One of the most (if not the  most) "you"  aspects of the conversation comes up next quite unexpectedly. I mention to you these Conversations For Transformation are being translated into Farsi, the language of Iran, and will be presented in Iran on a website. You tell me you know the name of the man who'll be the translator. Then, as normal as anything, you say you've forgotten  his name but will remember it. So I, not interfering, leave you be so you can remember it. Later in the same conversation, you suddenly say "It's coming.". At first I'm unsure to what you're referring. You say it like an interruption of what I'm saying at the time. Momentarily, I'm unbalanced by it. Then, astonished I realize you're describing, out loud, what you see  as the man's name you're recalling, comes back to you. I'm amazed. You're not engaged  in the act of recall. You're observing  the process  of recall. When you announce "It's coming", you're referring to the man's name you're watching as it rises up from your hidden memory like a scuba  diver's bubbles inexorably rise up from the ocean depths until they break the surface.

For you, there's no struggle to remember. You just watch. And eventually you speak the man's name. Total recall. It seems a trivial incident. It's just you recalling something you forgot.
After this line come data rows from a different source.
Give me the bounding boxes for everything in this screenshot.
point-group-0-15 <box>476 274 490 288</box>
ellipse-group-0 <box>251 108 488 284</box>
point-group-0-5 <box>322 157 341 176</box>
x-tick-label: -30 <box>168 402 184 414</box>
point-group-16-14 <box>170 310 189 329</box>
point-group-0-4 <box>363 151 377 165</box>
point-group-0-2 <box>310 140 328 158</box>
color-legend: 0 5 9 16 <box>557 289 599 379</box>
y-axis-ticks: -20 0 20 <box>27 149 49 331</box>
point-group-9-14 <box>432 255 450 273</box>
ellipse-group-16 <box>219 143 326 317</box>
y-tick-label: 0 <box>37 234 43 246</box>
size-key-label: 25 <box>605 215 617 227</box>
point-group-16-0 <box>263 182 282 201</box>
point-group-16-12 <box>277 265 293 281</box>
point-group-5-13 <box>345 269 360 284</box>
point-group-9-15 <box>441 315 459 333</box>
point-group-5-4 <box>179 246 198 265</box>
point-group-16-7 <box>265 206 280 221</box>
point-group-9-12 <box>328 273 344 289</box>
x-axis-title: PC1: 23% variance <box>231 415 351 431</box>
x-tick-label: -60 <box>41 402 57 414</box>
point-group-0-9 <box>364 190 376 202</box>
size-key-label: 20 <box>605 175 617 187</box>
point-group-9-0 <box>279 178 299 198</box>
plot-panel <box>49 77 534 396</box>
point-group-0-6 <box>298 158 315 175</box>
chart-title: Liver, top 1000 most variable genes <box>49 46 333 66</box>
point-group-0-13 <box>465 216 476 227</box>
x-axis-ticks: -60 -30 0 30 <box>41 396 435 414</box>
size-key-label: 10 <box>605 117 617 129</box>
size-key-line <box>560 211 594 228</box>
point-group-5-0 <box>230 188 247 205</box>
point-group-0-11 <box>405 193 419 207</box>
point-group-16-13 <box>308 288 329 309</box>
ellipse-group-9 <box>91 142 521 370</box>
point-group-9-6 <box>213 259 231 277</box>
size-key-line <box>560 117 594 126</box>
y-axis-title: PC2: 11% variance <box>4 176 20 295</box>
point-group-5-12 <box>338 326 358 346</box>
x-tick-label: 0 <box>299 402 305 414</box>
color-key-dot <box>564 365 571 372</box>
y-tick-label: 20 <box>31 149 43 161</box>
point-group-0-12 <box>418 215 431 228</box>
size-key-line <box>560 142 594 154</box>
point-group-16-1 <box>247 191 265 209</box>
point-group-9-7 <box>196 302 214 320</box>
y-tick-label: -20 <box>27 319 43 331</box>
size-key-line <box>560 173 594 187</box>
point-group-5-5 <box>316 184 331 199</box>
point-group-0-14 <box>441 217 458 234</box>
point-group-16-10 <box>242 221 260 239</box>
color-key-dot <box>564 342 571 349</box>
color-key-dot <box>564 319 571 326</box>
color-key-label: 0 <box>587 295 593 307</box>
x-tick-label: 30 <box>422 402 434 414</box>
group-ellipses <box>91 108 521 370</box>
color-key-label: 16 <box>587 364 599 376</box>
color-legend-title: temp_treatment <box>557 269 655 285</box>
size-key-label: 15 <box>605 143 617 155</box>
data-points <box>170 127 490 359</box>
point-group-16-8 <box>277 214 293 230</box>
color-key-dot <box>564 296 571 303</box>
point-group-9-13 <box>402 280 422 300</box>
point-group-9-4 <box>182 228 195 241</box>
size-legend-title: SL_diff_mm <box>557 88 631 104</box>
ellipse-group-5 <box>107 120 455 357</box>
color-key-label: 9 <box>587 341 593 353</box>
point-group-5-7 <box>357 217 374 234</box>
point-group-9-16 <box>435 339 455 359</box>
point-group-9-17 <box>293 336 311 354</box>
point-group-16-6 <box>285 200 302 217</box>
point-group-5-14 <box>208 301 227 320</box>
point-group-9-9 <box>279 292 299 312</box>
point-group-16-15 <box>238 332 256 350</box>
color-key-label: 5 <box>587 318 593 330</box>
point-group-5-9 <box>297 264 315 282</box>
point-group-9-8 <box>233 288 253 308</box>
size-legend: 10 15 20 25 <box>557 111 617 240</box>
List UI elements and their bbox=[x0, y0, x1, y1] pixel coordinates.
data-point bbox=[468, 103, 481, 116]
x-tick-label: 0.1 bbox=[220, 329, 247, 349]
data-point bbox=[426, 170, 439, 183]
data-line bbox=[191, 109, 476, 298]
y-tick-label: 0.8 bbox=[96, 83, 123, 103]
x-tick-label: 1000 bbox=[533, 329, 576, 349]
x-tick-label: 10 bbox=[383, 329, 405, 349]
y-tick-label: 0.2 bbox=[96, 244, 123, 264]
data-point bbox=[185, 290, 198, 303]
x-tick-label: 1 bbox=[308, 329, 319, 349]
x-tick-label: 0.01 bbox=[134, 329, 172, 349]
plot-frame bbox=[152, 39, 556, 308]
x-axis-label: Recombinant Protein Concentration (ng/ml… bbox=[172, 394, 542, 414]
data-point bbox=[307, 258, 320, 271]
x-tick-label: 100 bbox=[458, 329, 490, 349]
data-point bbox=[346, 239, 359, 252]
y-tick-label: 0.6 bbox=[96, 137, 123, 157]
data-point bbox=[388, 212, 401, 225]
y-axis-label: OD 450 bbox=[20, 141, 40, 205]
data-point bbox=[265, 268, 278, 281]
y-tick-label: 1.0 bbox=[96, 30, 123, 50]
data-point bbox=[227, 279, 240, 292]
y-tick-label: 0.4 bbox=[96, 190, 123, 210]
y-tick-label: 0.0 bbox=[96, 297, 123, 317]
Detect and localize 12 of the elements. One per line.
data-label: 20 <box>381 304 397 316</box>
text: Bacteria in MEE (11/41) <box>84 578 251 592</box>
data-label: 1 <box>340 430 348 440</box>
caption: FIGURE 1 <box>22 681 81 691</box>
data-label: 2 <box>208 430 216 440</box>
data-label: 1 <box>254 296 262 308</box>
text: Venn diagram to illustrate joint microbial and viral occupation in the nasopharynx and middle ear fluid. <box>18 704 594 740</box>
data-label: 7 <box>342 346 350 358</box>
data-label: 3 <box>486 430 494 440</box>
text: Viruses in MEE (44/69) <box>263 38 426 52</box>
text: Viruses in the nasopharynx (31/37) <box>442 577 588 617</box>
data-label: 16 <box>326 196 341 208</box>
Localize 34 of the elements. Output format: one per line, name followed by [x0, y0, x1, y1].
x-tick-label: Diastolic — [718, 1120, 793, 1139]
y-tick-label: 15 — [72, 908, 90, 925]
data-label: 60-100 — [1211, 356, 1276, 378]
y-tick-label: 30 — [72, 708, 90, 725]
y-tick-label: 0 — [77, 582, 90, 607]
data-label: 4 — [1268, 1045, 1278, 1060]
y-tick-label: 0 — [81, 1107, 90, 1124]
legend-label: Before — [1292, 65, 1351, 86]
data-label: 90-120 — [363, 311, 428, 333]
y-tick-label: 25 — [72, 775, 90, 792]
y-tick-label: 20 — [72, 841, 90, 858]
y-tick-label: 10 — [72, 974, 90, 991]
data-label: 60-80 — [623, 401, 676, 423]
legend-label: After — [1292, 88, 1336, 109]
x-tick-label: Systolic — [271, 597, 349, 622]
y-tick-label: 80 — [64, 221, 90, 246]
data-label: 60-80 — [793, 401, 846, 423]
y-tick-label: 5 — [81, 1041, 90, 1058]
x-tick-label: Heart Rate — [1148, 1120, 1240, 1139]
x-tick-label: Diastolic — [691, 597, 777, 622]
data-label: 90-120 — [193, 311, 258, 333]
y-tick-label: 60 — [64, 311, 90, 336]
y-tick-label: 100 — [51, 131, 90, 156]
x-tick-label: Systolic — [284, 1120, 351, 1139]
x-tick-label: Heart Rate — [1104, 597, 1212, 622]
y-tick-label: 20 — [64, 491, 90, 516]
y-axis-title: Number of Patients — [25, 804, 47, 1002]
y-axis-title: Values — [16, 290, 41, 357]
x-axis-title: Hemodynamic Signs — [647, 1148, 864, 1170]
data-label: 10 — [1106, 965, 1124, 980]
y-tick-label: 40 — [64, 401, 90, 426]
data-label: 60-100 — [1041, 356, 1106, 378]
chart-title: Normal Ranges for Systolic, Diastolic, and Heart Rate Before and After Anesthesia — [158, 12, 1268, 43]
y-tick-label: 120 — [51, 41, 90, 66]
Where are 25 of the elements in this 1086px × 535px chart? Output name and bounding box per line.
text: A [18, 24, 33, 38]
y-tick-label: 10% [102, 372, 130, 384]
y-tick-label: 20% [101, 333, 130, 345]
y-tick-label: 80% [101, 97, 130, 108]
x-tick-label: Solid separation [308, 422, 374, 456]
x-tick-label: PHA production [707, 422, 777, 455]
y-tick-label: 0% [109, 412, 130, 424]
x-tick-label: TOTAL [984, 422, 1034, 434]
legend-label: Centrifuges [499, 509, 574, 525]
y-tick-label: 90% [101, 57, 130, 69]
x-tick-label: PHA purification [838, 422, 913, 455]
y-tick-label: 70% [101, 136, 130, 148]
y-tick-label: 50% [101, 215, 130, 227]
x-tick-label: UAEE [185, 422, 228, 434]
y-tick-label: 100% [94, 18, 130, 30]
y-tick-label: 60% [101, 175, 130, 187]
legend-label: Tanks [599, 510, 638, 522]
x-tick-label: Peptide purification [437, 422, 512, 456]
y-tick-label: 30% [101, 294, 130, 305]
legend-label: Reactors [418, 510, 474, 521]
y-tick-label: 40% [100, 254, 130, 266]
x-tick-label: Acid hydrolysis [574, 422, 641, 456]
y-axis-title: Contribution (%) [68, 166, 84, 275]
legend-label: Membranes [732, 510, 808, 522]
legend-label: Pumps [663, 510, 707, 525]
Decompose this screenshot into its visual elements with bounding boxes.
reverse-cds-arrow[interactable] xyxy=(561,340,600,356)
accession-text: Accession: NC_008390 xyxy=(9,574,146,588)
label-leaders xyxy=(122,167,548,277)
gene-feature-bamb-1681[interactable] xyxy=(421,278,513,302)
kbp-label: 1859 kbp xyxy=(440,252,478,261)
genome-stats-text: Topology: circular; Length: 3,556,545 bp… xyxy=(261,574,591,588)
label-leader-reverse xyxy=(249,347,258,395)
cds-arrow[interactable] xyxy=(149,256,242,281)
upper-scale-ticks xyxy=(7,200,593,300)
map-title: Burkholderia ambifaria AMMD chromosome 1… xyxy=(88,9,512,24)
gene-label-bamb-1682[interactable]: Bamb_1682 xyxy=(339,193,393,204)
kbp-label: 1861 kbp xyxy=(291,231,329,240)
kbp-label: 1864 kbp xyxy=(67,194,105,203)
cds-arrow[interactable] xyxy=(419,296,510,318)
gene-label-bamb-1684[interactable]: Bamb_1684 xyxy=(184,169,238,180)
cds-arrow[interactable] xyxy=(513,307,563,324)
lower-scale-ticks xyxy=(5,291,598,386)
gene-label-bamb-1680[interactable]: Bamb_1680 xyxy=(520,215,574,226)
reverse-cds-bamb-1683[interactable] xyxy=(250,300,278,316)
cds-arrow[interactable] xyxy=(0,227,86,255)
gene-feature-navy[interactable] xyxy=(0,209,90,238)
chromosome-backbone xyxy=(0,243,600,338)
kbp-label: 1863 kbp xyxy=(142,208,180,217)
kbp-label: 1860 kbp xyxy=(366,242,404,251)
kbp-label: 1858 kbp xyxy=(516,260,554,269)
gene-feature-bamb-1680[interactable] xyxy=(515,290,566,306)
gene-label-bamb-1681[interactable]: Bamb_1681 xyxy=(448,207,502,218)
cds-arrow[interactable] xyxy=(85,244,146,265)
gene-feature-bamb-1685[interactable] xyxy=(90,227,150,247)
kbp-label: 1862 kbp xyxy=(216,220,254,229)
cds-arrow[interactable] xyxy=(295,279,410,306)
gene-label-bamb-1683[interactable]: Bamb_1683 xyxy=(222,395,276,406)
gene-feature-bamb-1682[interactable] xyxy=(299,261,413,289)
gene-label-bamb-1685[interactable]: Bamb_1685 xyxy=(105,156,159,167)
Yet to hear you speak your non-interfering observation of this simple everyday process enlightens  my life as I consider where  you have to be, or (better) who  you have to be, to be the observer  of, rather than the interferer  in, this simple, ordinary, well known process of life. It's so trivial. It's so absolutely simplistically basic. And yet it's completely and utterly profound. The tectonic plates shift again in a kind of aftershock. You rock  my life.

You're generous without adding. You're healing without taking away. It's OK the way it is for you, and if it's not OK the way it is for me, then when I'm around you, it's OK the way it is for me again in a way that even after I'm no longer around you, it's OK the way it is for me. When it's OK the way it is for me, my life is whole, complete, fulfilled, satisfying, and given by a future worth living into. Coming on the heels of this is the somewhat odd sensation of chagrin as I realize it's always  OK the way it is for me. Somehow when I'm with you, I stop lying about it.

My time with you is drawing to an end. I ask what you'll be doing next. You say your focus is now on academia, which leads to a tied in  conversation of how your work may be disseminated in the future (we say this inside of a context of anything is possible). You speculate it may be delivered through an enhanced internet presence, taking a cue from the transformative figure  currently entering the world stage. Who knows? It's all open. It's all up for grabs. Anything is possible.

When you say "Goodbye", your words and your intonation push into  me. You'd think a "Goodbye" would push away. Yours doesn't. Your "Goodbye" pushes into. This is interesting ...   For the first time, I make a connection between your "Hello" and your "Goodbye". It's this:

When you say "Hello" and you shake my hand, your handshake pushes back  at me. It pushes into  me. Both your "Hello" and  your "Goodbye" push into  me. How interesting ...   How very  interesting ...   I never noticed this before.

I'm left with nothing special, just a conversation, yet an enormous sense of privilege, and a fundamental reason to be. My eyes are moist, brimming with tears. But around you that's nothing new.



Afterword


You have to find your own way to him. It's like a kind of obstacle course he's set up. You have to be very, very intent to make it through. I can support your intention to make it through, and I do. But I can't tell you how.

You could say that's exclusive. But that's not my intention. I also happen to consider his availability to be via the new language now in play, to be via the breakthrough in human unity in the media and in the popular conversation today, to be via the transformation of tired, old, unworkable attitudes and ways of life, to be via the fuel to drive the transformative figure now entering the world stage, and always to be via new possibilities for the future so life works for everyone with no one and nothing left out.

That's who he is. And he's clearly everywhere.